Le narrateur ajouta:

—Jusqu'à la fin de ses jours, mon grand-oncle fut dévot à la Vierge. «Sans elle, aimait-il à répéter, les crabes de la Méditerranée auraient depuis longtemps nettoyé mes os.»

Gravement, les autres conclurent:

—C'est une grande sainte. S'ils ne l'avaient pas, les marins seraient comme des enfants sans mère.

On but, à la ronde, à la mémoire de Trémintin, et les anecdotes se succédèrent sur le compte de l'humble héros. Les moindres épisodes de sa vie furent relatés. L'histoire de son voyage à la cour est inédite.

Rapatrié à l'Ile de Batz, le pilote achevait de s'y remettre de ses innombrables blessures, quand, un jour, arriva du ministère de la marine un grand pli cacheté: le roi—Louis-Philippe, au dire du conteur—témoignait un pressant désir de voir Trémintin et le mandait à Paris.
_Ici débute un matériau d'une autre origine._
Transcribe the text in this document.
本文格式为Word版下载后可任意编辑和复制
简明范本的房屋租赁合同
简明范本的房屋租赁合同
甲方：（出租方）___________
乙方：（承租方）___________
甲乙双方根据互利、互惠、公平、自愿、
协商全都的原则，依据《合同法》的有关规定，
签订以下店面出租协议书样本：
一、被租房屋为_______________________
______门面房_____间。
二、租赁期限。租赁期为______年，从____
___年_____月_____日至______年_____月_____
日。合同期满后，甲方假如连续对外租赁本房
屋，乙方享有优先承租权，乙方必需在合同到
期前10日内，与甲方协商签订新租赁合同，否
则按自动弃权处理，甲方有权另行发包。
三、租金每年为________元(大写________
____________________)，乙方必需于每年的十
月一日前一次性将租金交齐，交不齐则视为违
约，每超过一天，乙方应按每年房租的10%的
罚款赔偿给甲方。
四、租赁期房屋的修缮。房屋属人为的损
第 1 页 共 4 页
Sa femme, Chaïc-Al-Lez, insista pour l'accompagner; elle craignait pour lui les fatigues de la route, d'autant plus qu'en îlienne qui n'avait jamais quitté son île, elle s'imaginait Paris à l'autre extrémité du monde. Elle revêtit donc ses plus beaux atours, sa coiffe de fil de lin, l'ample jupe qu'elle ne portait qu'une fois l'an, le dimanche de Pâques, son tablier garni de dentelles et son petit châle de mérinos noir brodé de fleurs de soie; puis, tous deux prirent la diligence à Morlaix, munis d'un fort panier de provisions.

Aux Tuileries, on leur fit l'accueil le plus chaleureux, et la bonne îlienne eut un succès presque égal à celui de son mari. Mais tous ces honneurs la troublaient sans la séduire. Et, d'ailleurs, avec sa finesse de paysanne, elle eut bientôt remarqué que la flatteuse curiosité dont Trémintin et elle étaient l'objet n'allait pas sans quelque ironie. Impatientée, un peu froissée aussi, elle tira le pilote par le bord de sa vareuse et lui dit en breton:

Yvoun, deomp d'ar gèr! (Yves, retournons-nous-en chez nous!)
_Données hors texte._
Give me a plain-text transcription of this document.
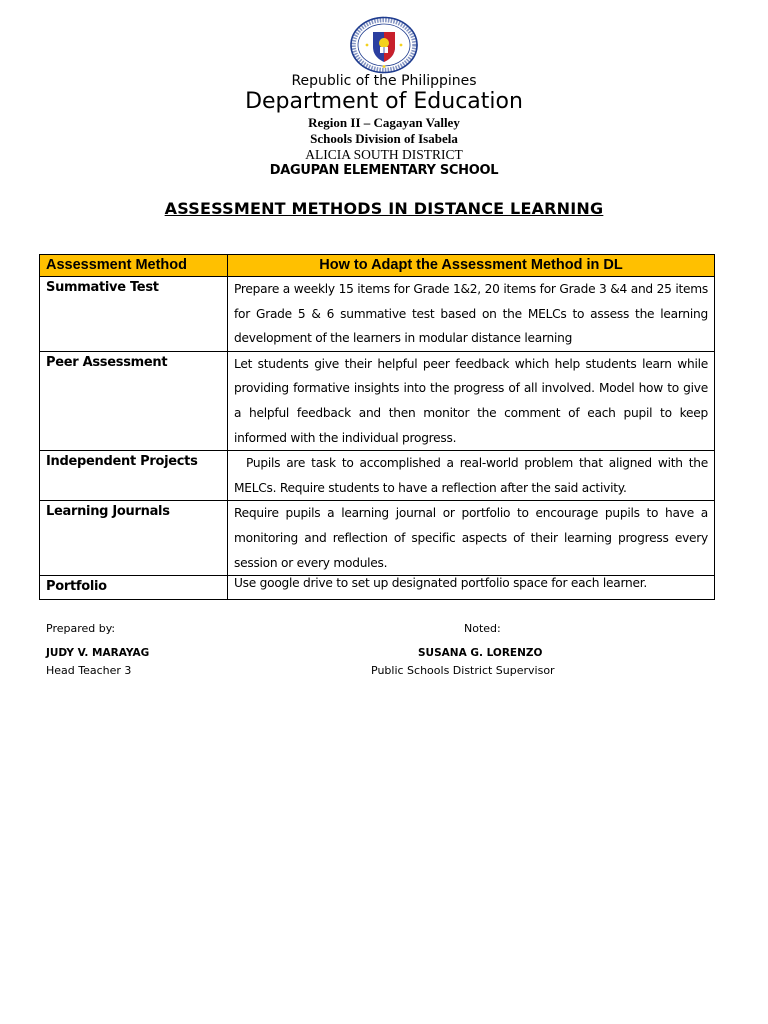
Republic of the Philippines
Department of Education
Region II – Cagayan Valley
Schools Division of Isabela
ALICIA SOUTH DISTRICT
DAGUPAN ELEMENTARY SCHOOL
ASSESSMENT METHODS IN DISTANCE LEARNING
Assessment Method	How to Adapt the Assessment Method in DL
Summative Test	Prepare a weekly 15 items for Grade 1&2, 20 items for Grade 3 &4 and 25 items for Grade 5 & 6 summative test based on the MELCs to assess the learning development of the learners in modular distance learning
Peer Assessment	Let students give their helpful peer feedback which help students learn while providing formative insights into the progress of all involved. Model how to give a helpful feedback and then monitor the comment of each pupil to keep informed with the individual progress.
Independent Projects	Pupils are task to accomplished a real-world problem that aligned with the MELCs. Require students to have a reflection after the said activity.
Learning Journals	Require pupils a learning journal or portfolio to encourage pupils to have a monitoring and reflection of specific aspects of their learning progress every session or every modules.
Portfolio	Use google drive to set up designated portfolio space for each learner.
Prepared by:
JUDY V. MARAYAG
Head Teacher 3
Noted:
SUSANA G. LORENZO
Public Schools District Supervisor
A quoi Louis-Philippe, se figurant avoir compris, au moins le dernier mot, se hâta de répondre:

—Oui, oui, ma brave femme, vous pouvez être tranquille, nous l'enverrons encore à la guerre.

Vous pensez si Chaïc-Al-Lez rit fort, à part soi, de ce quiproquo et si, à l'Ile de Batz, les commères en firent des gorges chaudes. La chose passa même en proverbe. Et l'on dit encore dans le pays, de quelqu'un qui veut parler de ce qu'il ne sait pas, qu'il s'y entend à peu près aussi bien que le roi de France au breton.

… Mais je me demande si à transcrire ces propos on ne leur enlève pas tout leur charme. Ils ne valent, en réalité, que sur les lèvres d'un homme de mer, devant un auditoire d'âmes simples et dans le cadre fruste d'une auberge d'Ouessant, perdue au large des grandes eaux.